Um estado de emergência para prevenir e limitar a propagação do coronavírus foi imposto sem a criação de uma cláusula de emergência econômica que colocasse os setores ricos para contribuir e arcar com os gastos financeiros decorrentes da pandemia. Na ausência disso, as mulheres foram obrigadas a reduzir despesas familiares enquanto esperam assistência das autoridades oficiais e civis, que até agora não foiram suficientes e abrangentes.

As mulheres, em particular as rurais, têm trabalhado para melhorar a economia doméstica. Aproveitaram mais os recursos da terra, o que contribuiu para atender muitas das necessidades diárias das famílias e comprovou o alto potencial das mulheres para encarar as catástrofes.

Porém, isso não significa que as instituições oficiais podem permanecer isentas de suas responsabilidades, pelo contrário: elas estão relacionadas com questões cruciais do sistema jurídico, social e político que deve ser baseado em princípios de igualdade e justiça social. Não podemos perder de vista os fenômenos associados à pobreza, como a violência e o crime, onde as mulheres são as que mais sofrem. Estudos recentes apontam para um aumento da violência doméstica em todas as suas formas, ligado ao aumento das pressões econômicas e psicológicas à luz da pandemia.

Nossa organização tem enfrentado todas as formas de discriminação e perseguição na Palestina, com atividades e projetos de atuação em face das políticas de ocupação. São exemplares as  campanhas de solidariedade com homens e mulheres presos e a participação em atividades nacionais em defesa da terra.

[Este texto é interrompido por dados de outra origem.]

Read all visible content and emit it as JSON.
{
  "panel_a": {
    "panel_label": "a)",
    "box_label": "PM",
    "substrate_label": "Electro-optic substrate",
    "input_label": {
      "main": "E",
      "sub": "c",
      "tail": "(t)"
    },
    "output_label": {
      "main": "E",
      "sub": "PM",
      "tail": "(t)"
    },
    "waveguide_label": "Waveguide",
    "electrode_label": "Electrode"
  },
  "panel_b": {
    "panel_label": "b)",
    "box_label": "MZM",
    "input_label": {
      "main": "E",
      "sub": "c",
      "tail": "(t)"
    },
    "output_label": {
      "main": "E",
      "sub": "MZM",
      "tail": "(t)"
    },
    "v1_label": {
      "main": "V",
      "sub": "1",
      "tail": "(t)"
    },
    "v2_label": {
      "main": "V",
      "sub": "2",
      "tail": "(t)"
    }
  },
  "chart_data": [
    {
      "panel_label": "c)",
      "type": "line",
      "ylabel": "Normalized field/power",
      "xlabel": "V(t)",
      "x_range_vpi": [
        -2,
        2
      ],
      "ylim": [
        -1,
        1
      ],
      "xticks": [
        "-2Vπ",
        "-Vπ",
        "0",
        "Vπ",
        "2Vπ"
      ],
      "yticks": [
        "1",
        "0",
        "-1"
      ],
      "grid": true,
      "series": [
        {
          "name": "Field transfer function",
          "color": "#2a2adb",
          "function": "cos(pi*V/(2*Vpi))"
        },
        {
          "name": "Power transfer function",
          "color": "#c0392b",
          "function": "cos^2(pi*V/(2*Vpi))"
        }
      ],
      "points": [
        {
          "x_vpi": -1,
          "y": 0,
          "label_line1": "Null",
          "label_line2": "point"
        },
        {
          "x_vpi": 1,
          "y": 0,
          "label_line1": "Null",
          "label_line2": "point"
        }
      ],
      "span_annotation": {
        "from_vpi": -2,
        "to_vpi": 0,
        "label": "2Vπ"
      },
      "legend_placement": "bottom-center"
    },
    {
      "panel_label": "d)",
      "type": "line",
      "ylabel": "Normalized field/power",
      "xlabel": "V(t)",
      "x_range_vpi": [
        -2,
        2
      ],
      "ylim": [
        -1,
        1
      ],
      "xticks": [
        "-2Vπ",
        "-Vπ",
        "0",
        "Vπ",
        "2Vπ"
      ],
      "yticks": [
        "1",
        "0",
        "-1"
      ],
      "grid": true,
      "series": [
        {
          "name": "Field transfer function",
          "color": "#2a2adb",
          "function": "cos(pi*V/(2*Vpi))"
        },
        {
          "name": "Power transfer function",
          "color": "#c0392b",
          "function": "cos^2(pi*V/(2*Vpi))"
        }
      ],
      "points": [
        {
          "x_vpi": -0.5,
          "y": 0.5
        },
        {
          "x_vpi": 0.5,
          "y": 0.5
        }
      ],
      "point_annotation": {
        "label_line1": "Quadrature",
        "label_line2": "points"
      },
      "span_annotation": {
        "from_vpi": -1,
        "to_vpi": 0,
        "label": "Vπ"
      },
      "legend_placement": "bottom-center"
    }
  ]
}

Encarando o “acordo do século”² e o plano de anexação, estão em marcha também as atividades e campanhas por igualdade e por mais participação das mulheres de modo geral, aprofundando os direitos das mulheres e suas atuações, modificando a legislação e propondo novas leis pautadas no princípio de igualdade. O propósito da luta está entre a geração mais jovem que se uniu e inovou em muitas organizações. A Coordenação Nacional da Marcha Mundial das Mulheres, por exemplo, teve um importante papel na prestação de serviços sociais, psicológicos e jurídicos para famílias, crianças e mulheres.

Sim, a pobreza é um assunto feminista para as mulheres pobres, mas não é uma questão feminista para todas as outras mulheres da sociedade. Daí se recoloca uma pergunta: onde as mulheres podem se unir ou se separar?


¹  A Autoridade Nacional Palestina é o órgão provisório que governa parte da Faixa de Gaza e da Cisjordânia desde 1994. Foi criada em decorrência dos Acordos de Oslo de 1993 e é controlada pelo Fatah desde 2013. Com influência do Banco Mundial e de governos ocidentais, a gestão reproduz o neoliberalismo como modelo de desenvolvimento econômico nos territórios palestinos.

² O “acordo do século” foi uma proposta dos governos de Donald Trump (EUA) e Benjamin Netanyahu (Israel) que exigia o reconhecimento de Jerusalém como capital de Israel e habilitava esse país a anexar territórios palestinos.


O artigo é de autoria da Marcha Mundial das Mulheres da região MENA (Oriente Médio e Norte da África) e foi publicado originalmente no Sairat Journal, o blog regional da MMM.